Applies to Destination Connectors

All

Assumptions

These instructions assume you have already setup a source connection in CI Sync for MS Defender for Cloud Apps using the CI Sync instructions here: or Add Azure to SaaS Agent.

Pre-Read

Syncfish recommend customers read the following documentation before changing the Connection Setting/s described below.

  1. Understanding the use of CI Sync Connection Settings

  2. Rule 2 - Defender for Cloud Apps CI-to-CI Relationships

Locating and Amending the Connection Setting in the CI Sync UI

  1. Navigate to the Settings page

  2. Under the Source Connections heading (list), locate your MS Defender for Cloud Apps connection.

  3. Click the Update link on the right hand side of the MS Defender for Cloud Apps connection.

  4. Scroll down and locate the Section Heading and view the Individual Settings.

CleanShot 2025-09-25 at 14.32.35@2x-20250925-043255.png

The screen shot is provided only as sample to assist when reading this page. The state of your own CI Sync UI will depend on whether you are starting from the CI Sync default position or if you have already amended one/more of the settings.

  1. Tick the Override default box/boxes and then use the sliders related to the individual settings. The following table elaborates any further information about these particular settings.

Setting

Type

Additional Notes

Allow User Synchronization

Slider

When enabled, this setting triggers the following:

Firstly, the setting exposes the Cloud App relationships to be selectable on the Relationships Page when creating a CI Sync Job via the Run UI.

CleanShot 2025-09-25 at 14.34.53@2x-20250925-043510.png

Next, when the synchronization job runs, CI Sync creates relationships in ServiceNow between the Business Application CIs (created from Cloud Apps read from Defender) and the users of those Business Applications (as discovered and determined by MS Defender for Cloud Apps). The relationships created are many-to-many (i.e. one business application can have many users using it, and one user can be user of many business applications).

User Correlation (matching) Information

By default, CI Sync correlates user names from Defender for Cloud Apps to the ServiceNow sys_user table using the sys_user.email address attribute.

The accuracy of correlation is governed by the following:

  1. Defender for Cloud Apps captures the user name of each person accessing a Cloud Application.

  2. In most cases the user name in Defender for Cloud Apps appears as an email address.

  3. However, in some cases the user name appears as a local login name with a “\computername” suffix.

For those users in Defender for Cloud Apps that do not have a valid email when compared to sys_user.email addresses, CI Sync will not be able to correlate and instead will skip those records.

For customers who experience this issue, please contact Syncfish to discuss options.

  1. After modify the settings, scroll to the bottom of the page, tick the “I consent…” checkbox and finally click the Save connection button.

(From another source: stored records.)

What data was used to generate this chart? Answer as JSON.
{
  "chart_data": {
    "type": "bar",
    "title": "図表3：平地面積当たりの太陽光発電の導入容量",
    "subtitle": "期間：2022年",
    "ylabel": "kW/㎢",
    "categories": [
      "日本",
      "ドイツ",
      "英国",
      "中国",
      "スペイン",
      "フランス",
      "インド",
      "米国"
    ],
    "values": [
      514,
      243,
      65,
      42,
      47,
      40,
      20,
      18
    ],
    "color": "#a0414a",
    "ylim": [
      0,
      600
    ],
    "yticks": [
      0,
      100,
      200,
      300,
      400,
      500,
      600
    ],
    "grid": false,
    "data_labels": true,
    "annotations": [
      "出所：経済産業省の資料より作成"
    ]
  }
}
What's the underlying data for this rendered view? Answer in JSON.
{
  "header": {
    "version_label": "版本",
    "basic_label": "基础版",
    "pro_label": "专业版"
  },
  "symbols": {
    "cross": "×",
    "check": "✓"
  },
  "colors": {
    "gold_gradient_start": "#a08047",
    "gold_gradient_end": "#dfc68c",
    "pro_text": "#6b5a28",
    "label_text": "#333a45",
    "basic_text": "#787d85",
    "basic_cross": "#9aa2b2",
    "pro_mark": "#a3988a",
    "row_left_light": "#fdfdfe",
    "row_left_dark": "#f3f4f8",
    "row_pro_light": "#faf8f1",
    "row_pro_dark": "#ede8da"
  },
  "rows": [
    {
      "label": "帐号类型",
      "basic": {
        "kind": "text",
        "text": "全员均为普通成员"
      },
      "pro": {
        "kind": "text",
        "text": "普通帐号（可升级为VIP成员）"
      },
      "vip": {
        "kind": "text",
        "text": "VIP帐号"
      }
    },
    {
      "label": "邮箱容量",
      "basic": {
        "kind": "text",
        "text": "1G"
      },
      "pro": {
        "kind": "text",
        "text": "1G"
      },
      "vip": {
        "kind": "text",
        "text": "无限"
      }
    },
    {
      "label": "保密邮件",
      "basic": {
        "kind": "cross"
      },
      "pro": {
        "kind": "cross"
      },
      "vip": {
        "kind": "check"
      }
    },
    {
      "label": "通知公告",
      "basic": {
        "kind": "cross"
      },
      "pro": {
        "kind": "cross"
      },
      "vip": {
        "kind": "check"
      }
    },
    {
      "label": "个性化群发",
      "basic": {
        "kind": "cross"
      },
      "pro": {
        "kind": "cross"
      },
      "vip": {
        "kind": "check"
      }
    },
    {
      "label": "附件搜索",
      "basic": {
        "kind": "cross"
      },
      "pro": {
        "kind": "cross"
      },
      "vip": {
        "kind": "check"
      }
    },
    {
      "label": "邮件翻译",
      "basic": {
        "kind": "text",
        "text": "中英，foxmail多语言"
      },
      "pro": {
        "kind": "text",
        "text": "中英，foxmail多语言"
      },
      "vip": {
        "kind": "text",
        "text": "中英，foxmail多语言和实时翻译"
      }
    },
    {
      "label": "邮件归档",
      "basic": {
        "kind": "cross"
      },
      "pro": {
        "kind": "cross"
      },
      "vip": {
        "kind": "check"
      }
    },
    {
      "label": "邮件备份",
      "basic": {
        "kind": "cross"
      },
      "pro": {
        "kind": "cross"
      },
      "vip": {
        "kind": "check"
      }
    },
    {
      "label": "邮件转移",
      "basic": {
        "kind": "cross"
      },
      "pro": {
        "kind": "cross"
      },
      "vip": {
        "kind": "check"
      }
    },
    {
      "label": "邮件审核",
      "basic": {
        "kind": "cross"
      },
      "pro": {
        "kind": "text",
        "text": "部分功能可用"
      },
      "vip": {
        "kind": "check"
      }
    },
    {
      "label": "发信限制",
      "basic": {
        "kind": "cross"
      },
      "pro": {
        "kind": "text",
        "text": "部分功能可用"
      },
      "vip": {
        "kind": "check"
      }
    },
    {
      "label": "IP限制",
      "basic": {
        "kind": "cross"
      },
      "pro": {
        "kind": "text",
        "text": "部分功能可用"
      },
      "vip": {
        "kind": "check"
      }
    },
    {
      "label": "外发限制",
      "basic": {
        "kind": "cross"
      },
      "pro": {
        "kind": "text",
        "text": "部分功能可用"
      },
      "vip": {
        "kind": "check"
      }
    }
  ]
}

  2. You can now run a sync job and the amended settings will be applied causing the CI Sync Data Sync rules to be modified accordingly.

Importantly

Make sure you consciously override the setting against either your TEST or PROD environment (i.e. your TEST vs PROD sync jobs).

For more information on how to use TEST vs PROD Connection Settings please read Understanding the use of CI Sync Connection Settings.

Syncfish strongly recommend making changes for TEST environment/sync jobs first. Only modify PROD related settings after thoroughly validating the intended results in TEST.